BY NOKUTHABA DLAMINI
Zimbabwe’s economic crisis has plunged the country into poverty, with the value of its currency plummeting and causing food prices to skyrocket.
“Crisis (IPC Phase 3) outcomes are now widespread throughout the country…access to food on the market is being increasingly constrained by above-normal prices and significantly below-normal incomes,” warns the Famine Early Warning System Network (FEWS NET).
The currency crisis has led to a 43% increase in the official exchange rate, causing prices of goods and services to surge.
“This development followed significant increases in parallel market exchange rates in the last few weeks, some even more than double the official rates, which drove corresponding sharp increases in ZWG prices of goods (including food) and services mainly in the formal sectors,” notes FEWS NET.

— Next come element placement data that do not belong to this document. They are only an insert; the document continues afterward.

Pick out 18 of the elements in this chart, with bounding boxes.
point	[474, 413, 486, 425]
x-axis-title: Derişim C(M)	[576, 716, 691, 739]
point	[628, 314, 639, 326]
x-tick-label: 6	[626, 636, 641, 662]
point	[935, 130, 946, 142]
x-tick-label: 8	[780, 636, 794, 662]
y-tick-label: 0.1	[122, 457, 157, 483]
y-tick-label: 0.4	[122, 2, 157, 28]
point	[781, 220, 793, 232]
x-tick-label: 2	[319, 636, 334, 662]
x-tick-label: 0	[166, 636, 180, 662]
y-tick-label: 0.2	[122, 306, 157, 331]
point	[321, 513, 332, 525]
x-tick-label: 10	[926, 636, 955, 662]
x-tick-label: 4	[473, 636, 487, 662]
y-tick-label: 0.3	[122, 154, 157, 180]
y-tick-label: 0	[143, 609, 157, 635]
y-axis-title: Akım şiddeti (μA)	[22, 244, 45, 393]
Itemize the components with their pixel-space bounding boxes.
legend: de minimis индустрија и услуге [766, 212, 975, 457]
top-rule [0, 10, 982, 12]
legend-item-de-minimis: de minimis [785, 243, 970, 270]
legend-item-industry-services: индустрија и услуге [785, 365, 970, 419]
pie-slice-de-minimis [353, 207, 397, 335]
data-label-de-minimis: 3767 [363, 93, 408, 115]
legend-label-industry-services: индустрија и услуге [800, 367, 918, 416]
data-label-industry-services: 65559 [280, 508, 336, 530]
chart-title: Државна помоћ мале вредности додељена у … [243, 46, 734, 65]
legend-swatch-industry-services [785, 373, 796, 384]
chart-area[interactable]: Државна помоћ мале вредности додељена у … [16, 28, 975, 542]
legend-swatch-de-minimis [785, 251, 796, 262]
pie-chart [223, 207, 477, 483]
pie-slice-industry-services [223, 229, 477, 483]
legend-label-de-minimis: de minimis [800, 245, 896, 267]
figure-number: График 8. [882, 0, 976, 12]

Water scarcity is another major concern, with most rivers, streams, and dams drying up. “Water challenges are persisting, especially in the typical low rainfall areas, limiting and even preventing engagement in some livelihood activities, as well as negatively affecting some irrigation schemes,” reports FEWS NET.
Households are now traveling longer distances and spending more time to access water for household and livestock purposes. “Some households are resorting to dry riverbed sand-scooping for water,” adds FEWS NET.
The situation is dire, and immediate action is needed to address the currency crisis, food shortages, and water scarcity.
“Humanitarian food assistance needs are expected to increase into early 2025…and be significantly higher than last year and the five-year average,” warns FEWS NET.
The government and international organizations must work together to provide humanitarian assistance to those in need and support economic recovery efforts.